Ke mana engkau akan pergi setiap harinya, apa yang akan engkau lakukan, siapa atau apa yang akan engkau temui, apa yang akan engkau katakan, apa yang akan terjadi pada dirimu—dapatkah satu pun dari hal ini diprediksi? Orang tidak dapat meramalkan semua kejadian ini, apalagi mengendalikan bagaimana situasinya berkembang. Dalam kehidupan, peristiwa-peristiwa yang tak terduga ini terjadi sepanjang waktu; semua itu adalah kejadian sehari-hari. Hal-hal sepele dalam hidup yang terjadi setiap hari ini, dan bagaimana hal ini berkembang, atau pola yang hal-hal ini ikuti, semua itu adalah pengingat terus-menerus bagi umat manusia bahwa tidak ada hal yang terjadi secara acak, bahwa proses terjadinya setiap peristiwa, sifat tak terhindarkan dari setiap peristiwa, semua itu tak bisa diubah oleh kehendak manusia. Setiap kejadian menyampaikan peringatan dari Sang Pencipta kepada umat manusia, dan juga mengirimkan pesan bahwa manusia tidak dapat mengendalikan nasib mereka sendiri. Setiap peristiwa merupakan bantahan terhadap ambisi dan hasrat manusia yang dengan sia-sia berharap untuk menentukan nasib di tangan mereka sendiri. Bantahan-bantahan tersebut, satu demi satu, bagaikan tamparan keras di wajah manusia, memaksa orang untuk mempertimbangkan kembali siapakah yang sebenarnya mengatur dan mengendalikan nasib mereka. Dan ketika ambisi dan hasrat mereka berulang kali gagal dan hancur, manusia secara alami sampai pada penerimaan tanpa sadar akan apa yang telah digariskan nasib—sebuah penerimaan akan kenyataan, akan kehendak Surga dan kedaulatan Sang Pencipta. Dari hal-hal sepele sehari-hari ini hingga nasib seluruh kehidupan manusia, tidak ada hal yang tidak mengungkapkan pengaturan Sang Pencipta dan kedaulatan-Nya; tidak ada hal yang tidak menyampaikan pesan bahwa “otoritas Sang Pencipta tak terlampaui”, yang tidak menyampaikan kebenaran kekal ini, yaitu bahwa “otoritas Sang Pencipta adalah yang tertinggi”.
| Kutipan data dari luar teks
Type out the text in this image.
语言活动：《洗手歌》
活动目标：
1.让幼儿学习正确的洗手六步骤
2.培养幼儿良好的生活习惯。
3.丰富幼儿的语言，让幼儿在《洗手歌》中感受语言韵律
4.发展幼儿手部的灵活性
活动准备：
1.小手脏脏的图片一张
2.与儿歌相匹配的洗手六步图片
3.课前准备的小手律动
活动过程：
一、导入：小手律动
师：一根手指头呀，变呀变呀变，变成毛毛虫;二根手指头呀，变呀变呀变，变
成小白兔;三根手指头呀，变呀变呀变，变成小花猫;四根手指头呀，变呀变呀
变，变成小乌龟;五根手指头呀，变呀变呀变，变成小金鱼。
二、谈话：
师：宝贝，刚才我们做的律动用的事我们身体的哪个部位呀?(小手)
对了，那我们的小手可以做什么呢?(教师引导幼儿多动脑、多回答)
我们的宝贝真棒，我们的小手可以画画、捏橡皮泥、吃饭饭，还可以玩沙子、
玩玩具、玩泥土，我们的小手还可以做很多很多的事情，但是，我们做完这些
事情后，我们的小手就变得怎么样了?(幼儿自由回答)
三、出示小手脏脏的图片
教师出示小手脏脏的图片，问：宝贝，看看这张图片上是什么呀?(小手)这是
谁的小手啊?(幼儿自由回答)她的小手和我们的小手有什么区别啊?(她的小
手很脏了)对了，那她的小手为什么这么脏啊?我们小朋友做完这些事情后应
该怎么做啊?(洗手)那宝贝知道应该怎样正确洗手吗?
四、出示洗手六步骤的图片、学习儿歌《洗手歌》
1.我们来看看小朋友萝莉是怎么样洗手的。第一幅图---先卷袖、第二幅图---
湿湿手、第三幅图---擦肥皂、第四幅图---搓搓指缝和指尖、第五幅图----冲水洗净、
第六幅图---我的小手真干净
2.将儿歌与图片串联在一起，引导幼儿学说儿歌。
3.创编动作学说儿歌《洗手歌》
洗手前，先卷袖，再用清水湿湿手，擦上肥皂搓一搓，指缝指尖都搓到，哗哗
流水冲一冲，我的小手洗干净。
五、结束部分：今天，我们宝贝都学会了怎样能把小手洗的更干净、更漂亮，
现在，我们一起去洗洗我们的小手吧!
Nasib manusia dan segala sesuatu sangatlah erat terkait dengan kedaulatan Sang Pencipta, dan terikat tanpa dapat dipisahkan dari pengaturan Sang Pencipta; pada akhirnya, nasib keduanya tak dapat dipisahkan dari otoritas Sang Pencipta. Dalam hukum yang mengatur segala sesuatu, manusia mulai memahami pengaturan Sang Pencipta dan kedaulatan-Nya; dalam aturan kelangsungan hidup segala sesuatu, manusia mulai memahami pemerintahan Sang Pencipta; dalam nasib segala sesuatu, manusia mulai menyimpulkan cara Sang Pencipta menjalankan kedaulatan dan pengendalian-Nya atas segala sesuatu; dan dalam siklus kehidupan manusia dan segala sesuatu, manusia benar-benar mengalami penataan dan pengaturan Sang Pencipta atas segala sesuatu dan semua makhluk hidup, dan menyaksikan bagaimana penataan dan pengaturan tersebut melampaui segala hukum, aturan, dan institusi duniawi, segala kekuatan dan kekuasaan lain. Dengan demikian, manusia didorong untuk mengakui bahwa kedaulatan Sang Pencipta tak dapat dilanggar oleh makhluk ciptaan mana pun, bahwa tidak ada kekuatan apa pun yang dapat merebut atau mengubah peristiwa dan hal-hal yang telah ditetapkan sejak semula oleh Sang Pencipta. Di bawah hukum dan aturan ilahi ini, manusia dan segala sesuatu hidup dan berkembang biak, generasi demi generasi. Bukankah ini perwujudan sesungguhnya dari otoritas Sang Pencipta? Walaupun manusia, dalam hukum-hukum objektif, melihat kedaulatan Sang Pencipta dan penetapan-Nya atas semua peristiwa dan segala sesuatu, berapa banyak orangkah yang mampu memahami prinsip kedaulatan Sang Pencipta atas alam semesta? Berapa banyak orang yang bisa dengan sungguh-sungguh mengenal, mengakui, menerima, dan tunduk pada kedaulatan dan pengaturan Sang Pencipta atas nasib mereka sendiri? Siapakah, yang setelah memercayai fakta kedaulatan Tuhan atas segala sesuatu, akan benar-benar percaya dan mengakui bahwa Sang Pencipta juga menentukan nasib hidup manusia? Siapakah yang dapat benar-benar memahami fakta bahwa nasib manusia berada di tangan Sang Pencipta? Sikap seperti apa yang harus manusia miliki terhadap kedaulatan Sang Pencipta, ketika dihadapkan pada fakta bahwa Dia mengatur dan mengendalikan nasib manusia? Itu adalah keputusan yang harus diambil sendiri oleh setiap manusia yang saat ini dihadapkan dengan fakta ini.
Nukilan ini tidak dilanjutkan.